La Chambre des députés prise d’assaut et mise à sac

La journée du 13 août 1919

d'Lëtzebuerger Land du 21.02.2020

Le 13 août 1919 fut une journée particulièrement chaude. La soif était grande, soif de bière et de justice. Deux mois après l’introduction du suffrage universel, les ouvriers mirent à sac la Chambre des députés. Une bien curieuse façon de célébrer l’avènement de la démocratie.

Tout avait commencé le matin à Esch, sans qu’on sache qui avait lancé le mot d’ordre de cesser le travail et de se rendre dans la capitale. Plusieurs centaines de personnes se rassemblèrent sur la place du Marché. La Chambre des députés devait se réunir dans l’après-midi pour débattre de l’indemnité de vie chère, toujours promise, toujours ajournée. À 11 heures, 800 ouvriers quittèrent Esch à pied pour aller manifester à Luxembourg. Le temps était venu de prendre de force ce qui leur était dû.1

« Die Auszahlung ließ auf sich warten, und so wurde dann auf einmal die Parole lanciert: ‚Wir gehen uns die Zulage nach Luxemburg holen!‘ Wer das unter der Hand verbreitet hatte, ist nicht bekannt, aber man erzählte, dass J.P. Krier, der jüngste der Brüder Krier, auf Terres Rouges die Alarmsirene ertönen ließ, der zu gleicher Zeit jene der übrigen Hüttenwerke antworteten. Überraschend war, dass dem Ruf allgemein Folge gegeben wurde. Aus allen Ortschaften der Minettegegend kamen die Arbeiter per Zug, Fahrrad und zu Fuß. » C’est dans ces termes qu’un témoin de premier ordre, Lily Krier-Becker, l’épouse de Pierre Krier, rapporta les faits.2

À Differdange, les délégués syndicaux furent avertis à 10 heures par un télégramme de leur Centrale. À 10 heures 30, le Arbeiter- und Bauernrat appela par affiche tous ceux qui pouvaient se libérer à cesser le travail. À 11 heures, les sirènes de l’usine donnèrent le signal du rassemblement devant le portail, où Adolphe Krieps, le dirigeant syndical, essaya de retenir les manifestants, estimant le risque trop grand de devoir affronter les militaires français. 200 ouvriers prirent quand même le train de 12 heures 41. La police constata également des arrêts de travail à Rodange ainsi qu’à Rumelange, où Franz Kemp, le président de la section locale du Berg- und Hüttenarbeiterverband, s’opposa à l’appel intempestif.

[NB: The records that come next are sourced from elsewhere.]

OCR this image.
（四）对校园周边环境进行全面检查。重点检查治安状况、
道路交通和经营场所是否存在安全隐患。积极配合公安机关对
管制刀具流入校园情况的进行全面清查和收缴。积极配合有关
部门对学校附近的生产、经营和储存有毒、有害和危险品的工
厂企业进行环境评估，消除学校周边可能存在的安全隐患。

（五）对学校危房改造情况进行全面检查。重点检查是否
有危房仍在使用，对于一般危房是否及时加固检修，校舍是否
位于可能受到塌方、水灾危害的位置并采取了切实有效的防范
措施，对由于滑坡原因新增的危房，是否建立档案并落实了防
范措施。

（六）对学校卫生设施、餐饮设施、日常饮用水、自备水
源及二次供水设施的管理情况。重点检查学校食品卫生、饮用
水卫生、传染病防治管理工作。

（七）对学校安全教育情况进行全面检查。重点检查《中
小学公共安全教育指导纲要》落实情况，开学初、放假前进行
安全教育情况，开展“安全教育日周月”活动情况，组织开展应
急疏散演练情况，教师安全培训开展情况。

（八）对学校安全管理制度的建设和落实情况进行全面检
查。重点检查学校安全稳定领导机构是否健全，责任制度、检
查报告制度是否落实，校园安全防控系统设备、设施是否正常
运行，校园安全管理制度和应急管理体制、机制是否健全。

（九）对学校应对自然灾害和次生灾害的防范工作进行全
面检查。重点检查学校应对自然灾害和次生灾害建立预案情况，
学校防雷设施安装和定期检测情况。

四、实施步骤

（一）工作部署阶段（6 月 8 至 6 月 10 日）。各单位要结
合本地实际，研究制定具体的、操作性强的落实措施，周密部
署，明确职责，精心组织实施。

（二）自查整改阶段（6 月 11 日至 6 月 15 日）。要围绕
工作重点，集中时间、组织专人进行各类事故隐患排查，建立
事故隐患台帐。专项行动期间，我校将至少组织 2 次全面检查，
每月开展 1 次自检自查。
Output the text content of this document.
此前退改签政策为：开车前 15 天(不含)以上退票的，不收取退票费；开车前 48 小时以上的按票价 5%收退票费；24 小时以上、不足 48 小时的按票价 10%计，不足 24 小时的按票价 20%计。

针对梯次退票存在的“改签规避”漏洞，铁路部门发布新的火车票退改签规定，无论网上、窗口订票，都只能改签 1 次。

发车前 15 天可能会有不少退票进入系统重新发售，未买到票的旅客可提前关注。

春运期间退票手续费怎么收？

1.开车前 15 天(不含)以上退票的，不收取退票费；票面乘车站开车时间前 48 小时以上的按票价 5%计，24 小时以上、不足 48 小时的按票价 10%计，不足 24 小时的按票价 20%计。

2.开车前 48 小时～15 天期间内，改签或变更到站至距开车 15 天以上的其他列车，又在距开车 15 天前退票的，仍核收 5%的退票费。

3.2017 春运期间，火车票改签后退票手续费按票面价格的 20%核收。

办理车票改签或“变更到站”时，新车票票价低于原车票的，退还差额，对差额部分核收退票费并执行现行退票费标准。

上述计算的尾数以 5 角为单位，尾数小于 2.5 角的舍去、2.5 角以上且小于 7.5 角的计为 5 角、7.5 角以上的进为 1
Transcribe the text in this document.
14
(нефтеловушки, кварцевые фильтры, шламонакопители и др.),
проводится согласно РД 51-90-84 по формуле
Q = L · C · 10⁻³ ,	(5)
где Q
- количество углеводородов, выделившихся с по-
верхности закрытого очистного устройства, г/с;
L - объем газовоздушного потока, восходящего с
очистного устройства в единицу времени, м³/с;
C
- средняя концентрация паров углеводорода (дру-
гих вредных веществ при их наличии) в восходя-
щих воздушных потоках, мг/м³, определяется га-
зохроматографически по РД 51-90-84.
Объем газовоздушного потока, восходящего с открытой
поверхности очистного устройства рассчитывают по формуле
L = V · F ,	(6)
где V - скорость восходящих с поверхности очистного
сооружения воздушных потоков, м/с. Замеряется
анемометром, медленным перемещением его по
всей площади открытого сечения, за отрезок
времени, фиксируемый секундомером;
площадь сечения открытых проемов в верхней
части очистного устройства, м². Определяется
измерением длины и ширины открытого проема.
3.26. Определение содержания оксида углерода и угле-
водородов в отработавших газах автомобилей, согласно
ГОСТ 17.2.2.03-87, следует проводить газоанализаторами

À Hollerich, le commissaire de police joua le rôle d’un chef de gare notant l’arrivée et le départ des trains de manifestants. À 11 heures 30, un premier contingent de 600 manifestants venus d’Esch se présenta à la Gare Centrale. Des délégations furent envoyées aux Ateliers de construction Paul Wurth, à l’Aciérie de Hollerich et à l’usine de Dommeldange pour amener les collègues à rejoindre le cortège. Dans la montée de Gasperich, on accueillit ceux qui venaient d’Esch à pied. Vers 14 heures arrivèrent les 500 ouvriers des Ateliers des chemins de fer, les 400 ouvriers de Steinfort et ceux de Differdange. Le cortège atteignit à ce moment 6 000 personnes, selon la police, « gruppenweise herausfordernd und revolutionär », raillant les gendarmes postés sur leur parcours, menaçant de leur casser la gueule (« bekommen deren auf die Schniss »), appelant à renverser les tramways, se proposant déjà de démolir la Chambre des députés. On arracha au passage les carottes dans les jardins et les pommes dans les vergers pour un repas rapide et frugal. Quelques slogans politiques se firent entendre : « Man sprach auch unter ihnen von einer Räteregierung, das jetzige System sei nichts, usw. »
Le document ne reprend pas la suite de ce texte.